Chef Luke Sankey hails from South London. He loves structure, produce-driven food, progressive techniques and passing on his knowledge to others. He also cites his mum as his foodie inspiration.
Sankey has just taken on the role of head chef at The Dromedary Hotel, a much-loved, historic pub in the heritage village of Central Tilba on the NSW South Coast.
We caught up with chef on the front deck of The Drom (as it’s locally known) just 10 days into his new role.
Sankey says he learned about food around his mother’s dinner table.
”My mum was a foodie, she was a fabulous cook, as were all her friends. She ran cafes with my dad and she’s pretty much my foodie inspiration.”
In thinking about a career as a cook, Sankey says: “I knew I loved food and flavour and plants and animals, that’s what you work with in kitchens, and the molecular gastronomy thing was coming through, which is a bit sciencey, so it started to tick all my boxes.
“Then, walking into a kitchen, the camaraderie. But you know, this was London in the ’90s, so it was all that, yes, but also all the heat and the violence that it was back then, which doesn’t really work anymore.
“You can’t extract the best from your team leading from fear. But that’s what I went through. It taught me to push myself.”
Young Sankey began the first year of an apprenticeship at the two-Michelin-starred Cafe Royal. He progressed quickly, and over the next six years cooked around London, at Mirabelle, The Savoy under Anton Edelmann, finally working for famous hospitality group Corbin & King at The Ivy, Le Caprice, and eventually J. Sheekey.
By the late ’90s, Sankey was working 100-hour weeks, driving himself and being driven.
“I wanted it,” he admits. “I understood I had to push and gain the skills, put down the synapses really early on, so I went in pretty hard and burned out pretty hard.”
At J. Sheekey, Sankey met and fell for an Australian woman who was working front-of-house and due to return home to Sydney.
“So I was looking at everything, looking at this country [Australia], and life seemed a bit easier, like, restaurants close at 10 pm! In London, I’d still be taking orders at midnight.”
Over the next 17 years in Sydney, Sankey cooked at restaurants including Balzac, Quay and Darlinghurst’s The Owl House. Then six years ago, they packed up and moved to Moruya on the NSW South Coast.
Once settled in Moruya, Sankey created the experimental South Coast Dining Project, a twice-monthly degustation pop-up that attracted pre-bookings for up to six months. Then COVID kicked in.
Just as he was considering restarting the Dining Project, the call came from The Dromedary Hotel.
So what does Sankey have planned for The Drom?
“The pub’s owners are very forward-thinking.
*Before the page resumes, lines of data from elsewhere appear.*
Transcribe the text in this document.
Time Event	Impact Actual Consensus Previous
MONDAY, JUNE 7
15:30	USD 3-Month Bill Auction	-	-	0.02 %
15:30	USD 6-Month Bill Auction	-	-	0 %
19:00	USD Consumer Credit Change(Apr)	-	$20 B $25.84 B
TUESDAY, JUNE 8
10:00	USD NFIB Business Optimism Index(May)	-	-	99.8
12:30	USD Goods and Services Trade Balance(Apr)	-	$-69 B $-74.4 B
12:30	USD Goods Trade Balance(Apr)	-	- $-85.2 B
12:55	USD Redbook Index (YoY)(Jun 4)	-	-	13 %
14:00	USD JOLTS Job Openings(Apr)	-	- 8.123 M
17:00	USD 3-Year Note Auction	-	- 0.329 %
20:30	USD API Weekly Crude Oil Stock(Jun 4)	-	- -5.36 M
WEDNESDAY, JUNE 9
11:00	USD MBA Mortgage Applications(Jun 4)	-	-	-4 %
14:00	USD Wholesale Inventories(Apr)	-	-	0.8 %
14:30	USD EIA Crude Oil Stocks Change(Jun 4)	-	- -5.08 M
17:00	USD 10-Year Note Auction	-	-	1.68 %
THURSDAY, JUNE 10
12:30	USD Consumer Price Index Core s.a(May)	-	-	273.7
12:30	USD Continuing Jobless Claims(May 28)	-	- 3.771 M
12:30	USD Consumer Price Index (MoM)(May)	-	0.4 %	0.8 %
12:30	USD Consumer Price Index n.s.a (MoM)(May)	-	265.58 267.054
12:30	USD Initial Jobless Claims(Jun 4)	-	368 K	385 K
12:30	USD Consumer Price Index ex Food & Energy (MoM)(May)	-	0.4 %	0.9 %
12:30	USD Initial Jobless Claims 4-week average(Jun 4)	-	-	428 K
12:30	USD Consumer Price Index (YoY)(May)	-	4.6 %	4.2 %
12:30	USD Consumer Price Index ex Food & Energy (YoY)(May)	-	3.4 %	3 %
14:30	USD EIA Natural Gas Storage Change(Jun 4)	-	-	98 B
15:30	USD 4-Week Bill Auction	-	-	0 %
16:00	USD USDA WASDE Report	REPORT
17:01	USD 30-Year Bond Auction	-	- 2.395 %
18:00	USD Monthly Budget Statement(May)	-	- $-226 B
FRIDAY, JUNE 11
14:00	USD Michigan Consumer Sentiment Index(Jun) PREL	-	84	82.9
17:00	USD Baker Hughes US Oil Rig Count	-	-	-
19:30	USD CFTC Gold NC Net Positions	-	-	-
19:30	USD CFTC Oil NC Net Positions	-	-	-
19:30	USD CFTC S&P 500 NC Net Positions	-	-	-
It will be about letting the ingredients speak for themselves. We’re talking to many local producers and growers, people that love their produce, so we need to do the same, treat it with integrity and respect.
“Paddock to plate is definitely what we’ll be doing here at The Drom.
“We’ll keep the pub classics and elevate them, slowly moving into some slightly technical dishes.
“We’ll change incrementally. A dish is about the customer and the plate, but it’s also got to be didactic for the kitchen, because teaching is a massive part of what we do. What the kitchen crew can do is all part of dish design.
“I’m trying to build a crew of people that really want to cook, and with waiters who want to serve. The synergy is so important.”
With the macho tradition of London restaurants in the ’90s far behind him, how does this high-energy chef maintain balance?
“Jumping out of planes is my passion, so for my downtime, that’s what I do. It is for me true freedom … When you exit an aircraft, everything else is irrelevant, and until your feet are on the ground, you’re in the now. I don’t need a day off, I just need a jump.”
The Dromedary Hotel is open every day from 11 am to 10 pm, closing at midnight Friday and Saturday.